I’m afraid my friend group will kick me out if I tell them my political views.
Between you and me, it’s difficult to figure out what’s red, blue or purple. First, if you’re not sure what color they are, test out the waters with a question, like: “So how about that LGBTQ SC library book display?” or “what’s your favorite amendment?” And if your friend responds with “yassssssss, slay queen!” or “deer hunting season already?” then you probably know where they stand. Second, soft launch your own beliefs, but don’t associate with a party. At the core of politics—under jokes, ads, and tension—is the hope for a brighter, more colorful America. Ultimately, a more politically diverse friend group is better and you should be accepted no matter your beliefs. Purple is the best color anyway.
There’s a girl trying to join my friend group but we all think she’s weird. How do we politely reject her?
Between you and me, if your original description of her was so bad I had to begrudgingly censor it, then maybe it’s time to check yourself. Being nice to people isn’t some chore you’re forced to do by your mom, it’s common decency. And don’t pretend side-eyes and snickering behind her back is you being nice. Your second grade teacher and I know that deep, deep, deep down you can find it in yourself to take a deep breath, smile at her and ask her about her day.
I miss my ex-girlfriend, but she probably hates me. How do I win her back?
Between you and me, leave her alone.
I feel bad about using ChatGPT, but I can’t stop. What should I do?

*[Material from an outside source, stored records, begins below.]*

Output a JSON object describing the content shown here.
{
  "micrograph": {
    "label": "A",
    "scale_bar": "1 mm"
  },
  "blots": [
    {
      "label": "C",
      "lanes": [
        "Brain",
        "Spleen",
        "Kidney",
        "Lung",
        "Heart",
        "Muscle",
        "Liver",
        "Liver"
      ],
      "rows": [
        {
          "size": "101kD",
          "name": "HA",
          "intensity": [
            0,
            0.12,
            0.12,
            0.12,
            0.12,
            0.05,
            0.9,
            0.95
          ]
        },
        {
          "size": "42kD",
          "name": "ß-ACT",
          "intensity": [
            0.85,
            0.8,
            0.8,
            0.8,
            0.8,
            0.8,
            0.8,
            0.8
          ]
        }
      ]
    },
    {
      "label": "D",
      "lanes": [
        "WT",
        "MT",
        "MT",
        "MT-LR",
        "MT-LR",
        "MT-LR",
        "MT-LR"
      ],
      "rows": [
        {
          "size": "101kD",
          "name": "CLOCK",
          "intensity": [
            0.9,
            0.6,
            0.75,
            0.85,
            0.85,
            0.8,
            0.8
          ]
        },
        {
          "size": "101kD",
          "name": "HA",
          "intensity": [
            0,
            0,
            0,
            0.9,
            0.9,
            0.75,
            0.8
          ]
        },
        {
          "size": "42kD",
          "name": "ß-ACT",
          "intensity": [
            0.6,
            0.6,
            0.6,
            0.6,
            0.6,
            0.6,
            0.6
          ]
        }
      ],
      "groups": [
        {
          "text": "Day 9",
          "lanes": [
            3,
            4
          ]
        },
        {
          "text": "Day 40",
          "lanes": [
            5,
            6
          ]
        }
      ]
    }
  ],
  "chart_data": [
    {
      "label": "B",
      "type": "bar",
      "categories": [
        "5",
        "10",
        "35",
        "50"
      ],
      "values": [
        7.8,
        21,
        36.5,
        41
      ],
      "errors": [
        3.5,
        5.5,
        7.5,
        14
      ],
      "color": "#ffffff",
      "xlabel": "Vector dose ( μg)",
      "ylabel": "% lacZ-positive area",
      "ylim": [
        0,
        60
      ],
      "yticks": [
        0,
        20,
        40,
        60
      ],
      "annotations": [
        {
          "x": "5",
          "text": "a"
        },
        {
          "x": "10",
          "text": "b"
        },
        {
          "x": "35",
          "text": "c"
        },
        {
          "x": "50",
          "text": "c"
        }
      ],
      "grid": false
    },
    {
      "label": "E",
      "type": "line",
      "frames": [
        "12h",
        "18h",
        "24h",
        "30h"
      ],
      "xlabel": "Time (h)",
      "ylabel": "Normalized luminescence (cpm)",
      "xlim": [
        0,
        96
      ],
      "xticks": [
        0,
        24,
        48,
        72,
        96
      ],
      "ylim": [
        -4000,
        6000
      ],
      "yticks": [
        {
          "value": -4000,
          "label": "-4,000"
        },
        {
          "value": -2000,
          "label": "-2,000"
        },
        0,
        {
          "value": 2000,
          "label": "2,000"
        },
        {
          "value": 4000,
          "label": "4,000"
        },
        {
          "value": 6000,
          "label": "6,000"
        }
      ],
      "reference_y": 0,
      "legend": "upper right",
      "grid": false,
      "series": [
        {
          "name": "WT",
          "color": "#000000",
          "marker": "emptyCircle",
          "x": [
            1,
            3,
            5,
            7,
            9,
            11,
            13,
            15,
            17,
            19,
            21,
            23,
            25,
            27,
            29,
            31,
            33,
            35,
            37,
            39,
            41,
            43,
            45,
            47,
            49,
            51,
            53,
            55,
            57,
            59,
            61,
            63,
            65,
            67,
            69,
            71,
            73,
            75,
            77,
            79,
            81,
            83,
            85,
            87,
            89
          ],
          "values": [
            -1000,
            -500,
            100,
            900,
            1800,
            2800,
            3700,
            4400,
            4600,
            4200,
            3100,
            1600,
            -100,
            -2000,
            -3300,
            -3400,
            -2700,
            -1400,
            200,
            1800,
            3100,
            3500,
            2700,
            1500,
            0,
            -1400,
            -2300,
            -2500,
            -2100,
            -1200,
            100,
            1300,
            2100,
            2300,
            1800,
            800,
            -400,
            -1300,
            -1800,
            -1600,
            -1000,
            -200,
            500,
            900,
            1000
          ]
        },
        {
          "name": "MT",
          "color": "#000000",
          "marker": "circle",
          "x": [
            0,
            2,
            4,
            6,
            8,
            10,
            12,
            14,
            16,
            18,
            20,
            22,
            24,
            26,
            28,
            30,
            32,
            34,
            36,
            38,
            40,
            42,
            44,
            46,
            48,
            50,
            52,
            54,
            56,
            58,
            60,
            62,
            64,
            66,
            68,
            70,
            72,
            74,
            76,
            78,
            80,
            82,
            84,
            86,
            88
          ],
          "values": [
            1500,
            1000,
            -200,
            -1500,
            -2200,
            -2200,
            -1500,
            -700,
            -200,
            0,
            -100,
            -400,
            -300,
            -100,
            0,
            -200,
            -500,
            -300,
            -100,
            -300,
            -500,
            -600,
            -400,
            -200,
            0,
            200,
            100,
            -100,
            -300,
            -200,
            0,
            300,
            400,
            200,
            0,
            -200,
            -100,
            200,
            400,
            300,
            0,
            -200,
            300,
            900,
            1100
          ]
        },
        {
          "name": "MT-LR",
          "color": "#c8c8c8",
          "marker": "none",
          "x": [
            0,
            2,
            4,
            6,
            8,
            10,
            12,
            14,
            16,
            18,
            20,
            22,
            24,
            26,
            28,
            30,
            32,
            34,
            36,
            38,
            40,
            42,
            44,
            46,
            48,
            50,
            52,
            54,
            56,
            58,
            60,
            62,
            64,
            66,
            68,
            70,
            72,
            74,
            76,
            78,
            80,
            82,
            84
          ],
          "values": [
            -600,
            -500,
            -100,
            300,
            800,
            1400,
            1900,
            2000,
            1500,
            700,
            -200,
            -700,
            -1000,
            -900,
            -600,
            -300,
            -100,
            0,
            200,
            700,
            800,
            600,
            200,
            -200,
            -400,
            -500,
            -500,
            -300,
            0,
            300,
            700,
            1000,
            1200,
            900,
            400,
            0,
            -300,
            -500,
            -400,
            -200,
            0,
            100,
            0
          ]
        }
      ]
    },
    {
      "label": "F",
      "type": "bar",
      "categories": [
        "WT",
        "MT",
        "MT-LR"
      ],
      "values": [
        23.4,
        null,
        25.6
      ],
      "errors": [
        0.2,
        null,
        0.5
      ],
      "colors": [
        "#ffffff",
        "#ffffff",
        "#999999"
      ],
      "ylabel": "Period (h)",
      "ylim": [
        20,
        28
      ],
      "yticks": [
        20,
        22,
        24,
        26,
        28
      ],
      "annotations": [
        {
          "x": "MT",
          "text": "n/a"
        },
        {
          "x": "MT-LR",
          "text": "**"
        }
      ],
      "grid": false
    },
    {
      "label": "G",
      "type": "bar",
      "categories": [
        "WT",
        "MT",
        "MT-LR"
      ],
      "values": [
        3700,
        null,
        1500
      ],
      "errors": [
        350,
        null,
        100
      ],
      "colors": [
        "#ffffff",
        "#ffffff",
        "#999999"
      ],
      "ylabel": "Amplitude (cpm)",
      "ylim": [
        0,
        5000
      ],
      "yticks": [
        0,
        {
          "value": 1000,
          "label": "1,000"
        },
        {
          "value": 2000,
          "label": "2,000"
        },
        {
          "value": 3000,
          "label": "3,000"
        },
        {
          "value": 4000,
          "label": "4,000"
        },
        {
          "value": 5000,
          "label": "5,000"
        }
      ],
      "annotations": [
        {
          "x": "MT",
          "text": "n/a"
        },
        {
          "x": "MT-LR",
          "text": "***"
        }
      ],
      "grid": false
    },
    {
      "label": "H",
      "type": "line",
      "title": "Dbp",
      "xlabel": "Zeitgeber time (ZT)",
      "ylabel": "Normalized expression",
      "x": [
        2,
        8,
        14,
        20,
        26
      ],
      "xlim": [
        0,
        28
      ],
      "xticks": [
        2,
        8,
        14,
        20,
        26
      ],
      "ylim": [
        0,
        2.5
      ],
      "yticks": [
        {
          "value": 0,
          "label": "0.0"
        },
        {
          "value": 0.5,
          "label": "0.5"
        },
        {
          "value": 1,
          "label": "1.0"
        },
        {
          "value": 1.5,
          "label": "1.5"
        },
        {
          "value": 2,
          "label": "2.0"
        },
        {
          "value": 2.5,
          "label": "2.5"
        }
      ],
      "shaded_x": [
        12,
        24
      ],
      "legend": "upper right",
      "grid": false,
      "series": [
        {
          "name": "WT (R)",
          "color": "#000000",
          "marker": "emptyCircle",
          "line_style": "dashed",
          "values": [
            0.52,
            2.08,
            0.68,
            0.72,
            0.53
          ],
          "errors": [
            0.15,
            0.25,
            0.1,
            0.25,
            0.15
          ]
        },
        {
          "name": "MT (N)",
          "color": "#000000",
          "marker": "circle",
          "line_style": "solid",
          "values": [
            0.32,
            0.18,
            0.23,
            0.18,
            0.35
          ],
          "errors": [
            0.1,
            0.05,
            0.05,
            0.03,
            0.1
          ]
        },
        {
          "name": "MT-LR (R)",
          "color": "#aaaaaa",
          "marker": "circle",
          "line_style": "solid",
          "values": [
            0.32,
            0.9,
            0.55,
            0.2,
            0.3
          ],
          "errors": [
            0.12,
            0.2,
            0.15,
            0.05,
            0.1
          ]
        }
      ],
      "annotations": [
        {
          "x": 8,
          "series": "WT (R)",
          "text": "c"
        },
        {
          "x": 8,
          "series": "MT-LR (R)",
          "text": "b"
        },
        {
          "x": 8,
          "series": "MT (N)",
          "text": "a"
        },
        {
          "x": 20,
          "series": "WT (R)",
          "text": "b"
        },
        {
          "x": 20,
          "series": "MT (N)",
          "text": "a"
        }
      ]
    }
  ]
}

Between you and me, are six dead fish worth asking ChatGPT how many “r”s are in strawberry for the seventh time? Probably, it’s pretty entertaining. But if you don’t want this entire world to go belly up, maybe cancel that $19.99 subscription you split with a random college student, your best friend from second grade, and your grandma. Microsoft Copilot, Google’s Gemini, and ChatGPT: pick your poison, but be careful because Quillbot’s AI Humanizer has recently been blocked (not that I’m salty or anything). You don’t need me to tell you that AI is bad for our environment: AI can burn through about 2 million liters of water per day, as reported by the International Energy Agency (IEA). Hence the dead fishies, dolphins, turtles, whales, sea otters, and birds. But AI also grows economies, improves public services, and—most importantly—tells me Delta Math is stupid and I can just marry rich. Overall, you have to take a long hard look in the mirror—like 30 seconds because Subway Surfers cooked your attention span—and ask yourself if the environment matters more than your productivity.